The world of large-format printing continues to evolve and experience rapid growth and change as new technologies come to market and as demand for these products increases. It takes time to understand this large-format market, and so we share with you the pros and cons of some of these printing technologies and how they relate to the graphic arts printing market. The large-format printing market consists of three distinct segments:
Technical printing – which includes architectural, GIS, engineering, and construction documents
Production printing – which includes posters, signs, trade-show exhibits and banners
Large-format creative printing – which includes prepress, photography, and fine art printing.
Today we will focus on the graphic arts market. InfoTrends reported some time ago that 86% of large-format printing was sent out to copy shops and pay-for-print service providers. This represents a huge opportunity for print companies, but the big question is which technology to invest in. Let’s look at some of these different inkjet printing technologies.
Aqueous Inkjet Printing
The worldwide wide format aqueous inkjet market is a fairly mature market and represents 78% of all large-format printers sold in 2012.
PROS: Aqueous printers use a water-based ink that is environmentally friendly. You can set these printers up in any office environment with no harmful fumes. These printers plug into a regular electrical outlet and require no special ventilation. Aqueous printing still produces the finest resolution. Getting good quality colour reproduction out of the box, is much easier with an aqueous printer and manufacturers such as Canon have introduced a 12 colour pigmented ink set, which boast the largest color gamut available. A big plus is that these printers are relatively inexpensive to purchase.
CONS: Aqueous printers require a special coating on the media for ink to adhere properly for graphics applications. Paper and ink can be a little more expensive to run on these printers.
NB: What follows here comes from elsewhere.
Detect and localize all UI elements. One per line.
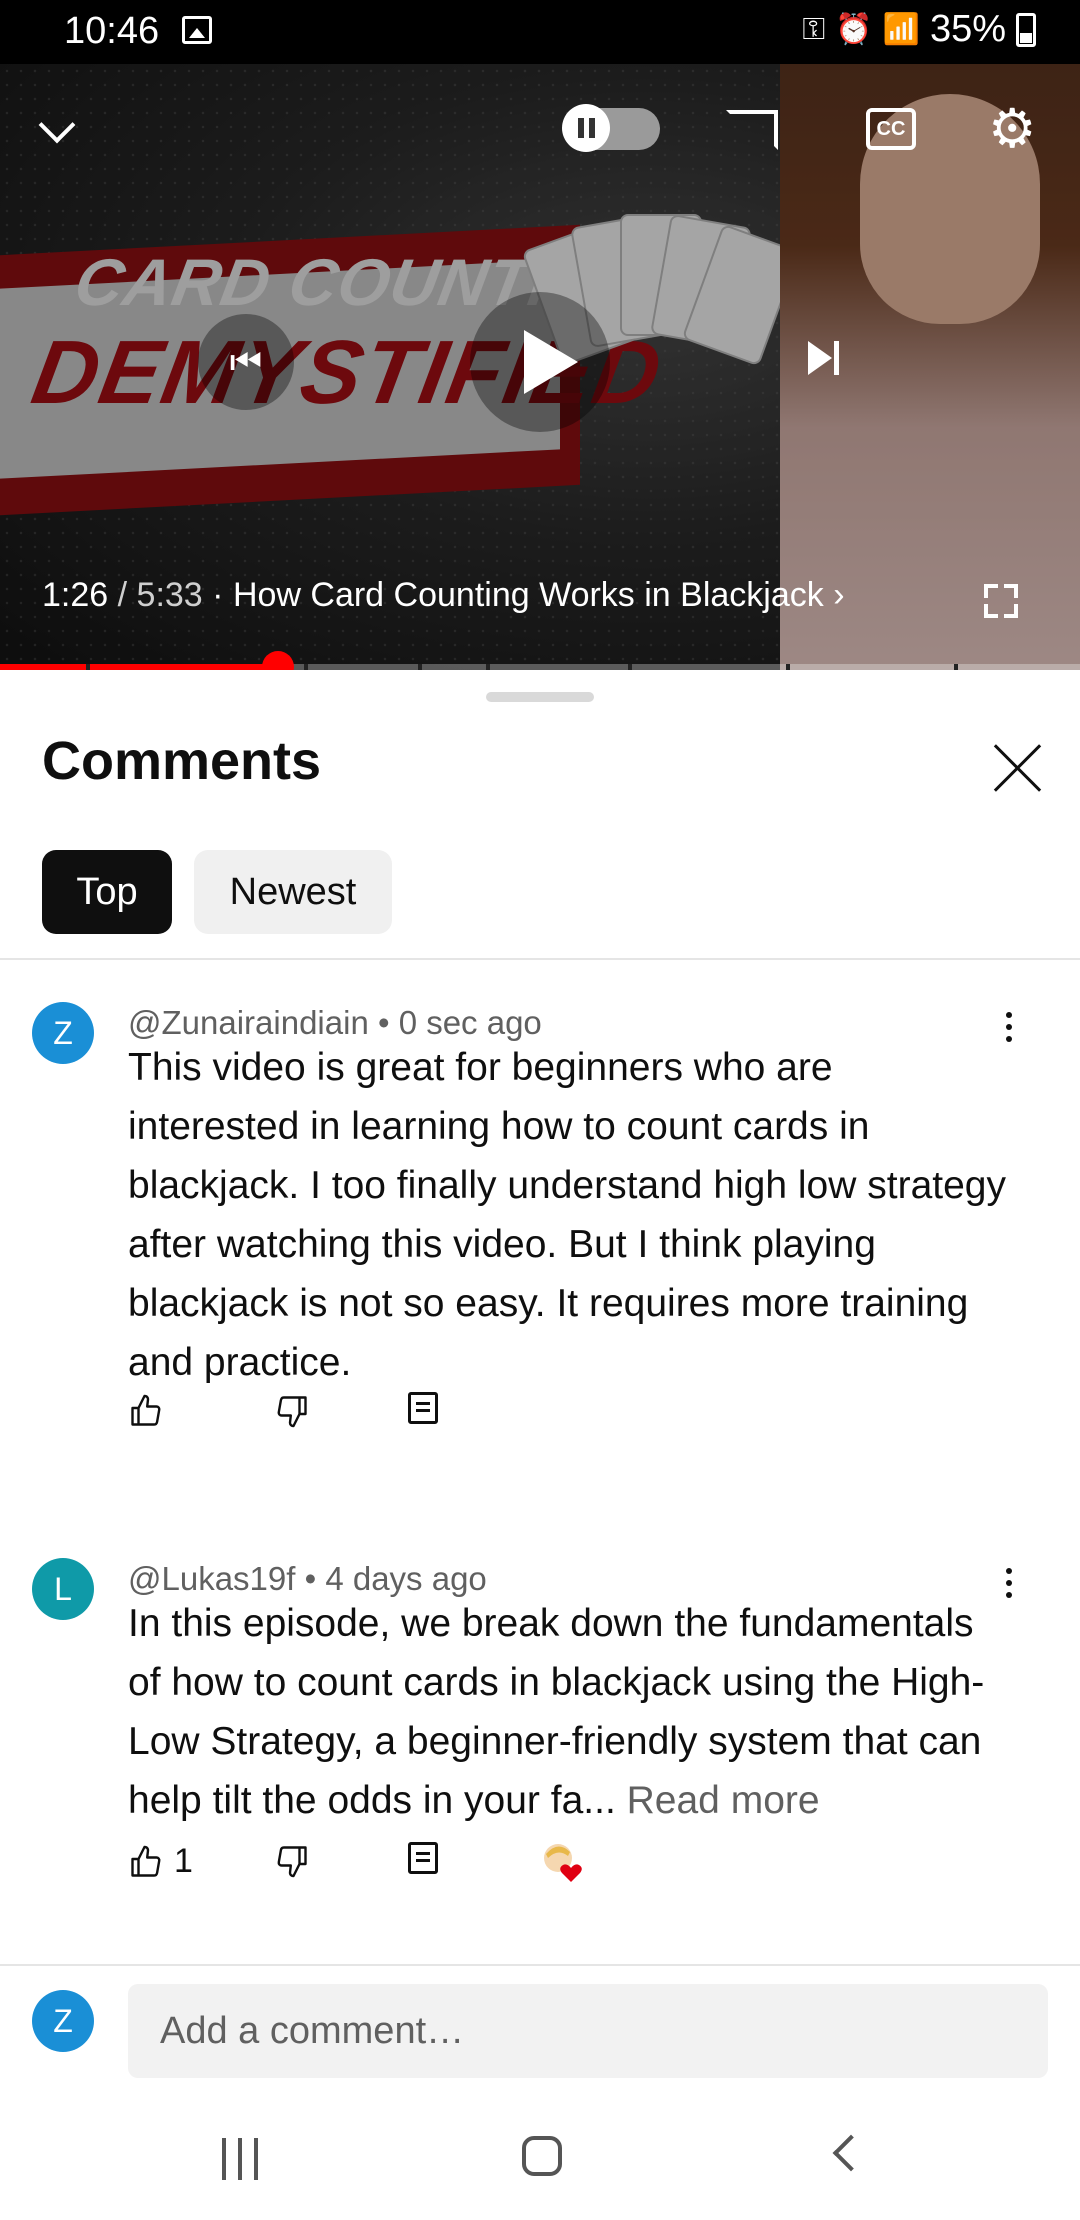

Canon, Epson, and Hewlett-Packard have all launched new systems to increase speeds and improve resolution and image quality. They also use new ink formulations to expand the colour gamut and improve short-term outdoor durability. These printers are generally used to produce printing for prepress/proofing, professional photographers, fine art, indoor signage and short-term outdoor banners and signage.
Latex Inkjet Printing
The latest developments in the inkjet ink field are the latex inks and resin-based inks. Both ink systems use water as the main ingredient but the carrier for the pigments is either latex or resin-based. Latex inkjet printers using these types of inks also need heaters built into the printer, so the media becomes receptive to the ink and also to allow the ink to dry properly.
PROS: Since the inks are water-based there is no need for extra ventilation to remove any harmful substances emanating from the printer. The water-based formulations of latex inks reduce the impact of printing on the environment. They produce durable printing for outdoor and indoor applications. Prints look very good for signage applications.
CONS: Latex printers require preprint and postprint heaters to cure the media, resulting in higher energy consumption compared to other inkjet technologies. Some substrates may buckle under the higher temperatures.
HP first came to the market with this latex technology, but Mimaki and Ricoh have also now joined the fold. Mimaki claims the drying temperature of their new model is below 60°C, while the HP printers need around 120°C, which implies lower energy consumption for the Mimaki Latex printer.
Solvent Inkjet Printing
PROS: Solvent printers produce a very durable, scratch resistant product that is typically used for outdoor applications such as banners, vehicle graphics, etc. They print on uncoated materials and essentially “etch” the surface of the material to bond securely to the substrate.
CONS: First and foremost are the fumes. You have to have good ventilation if you’re running a hard solvent machine. Complete drying can be an issue for vinyls that need to be laminated.
UV-based Flatbed printers
UV-curable printers, unlike aqueous or solvent printers, use ink where the carrier is not evaporated and the ink doesn’t dry – it is cured using an ultraviolet light.
PROS: UV printing does not require coated media, resulting in cost savings on many materials. UV-curable ink essentially dries (cures) almost immediately and is very durable outdoors. UV-curing inks can print onto just about any substrate like foam board, wood, cardboard, glass, vinyls and much more.
CONS: UV inks are less conformable to media that stretches such as vinyl for vehicle wraps. The main con of UV is that UV ink does not dry flat on the media. Because of that, a perfectly dried UV-printed image is going to have a matte look to it. While the gamuts of UV machines have made great strides in the past several years, they’re still not in the league of solvents, or (in some cases) latex. Good UV machines are expensive.
Whichever inkjet printer you decide on, make sure you have a well defined market for its capacity before signing on to buy.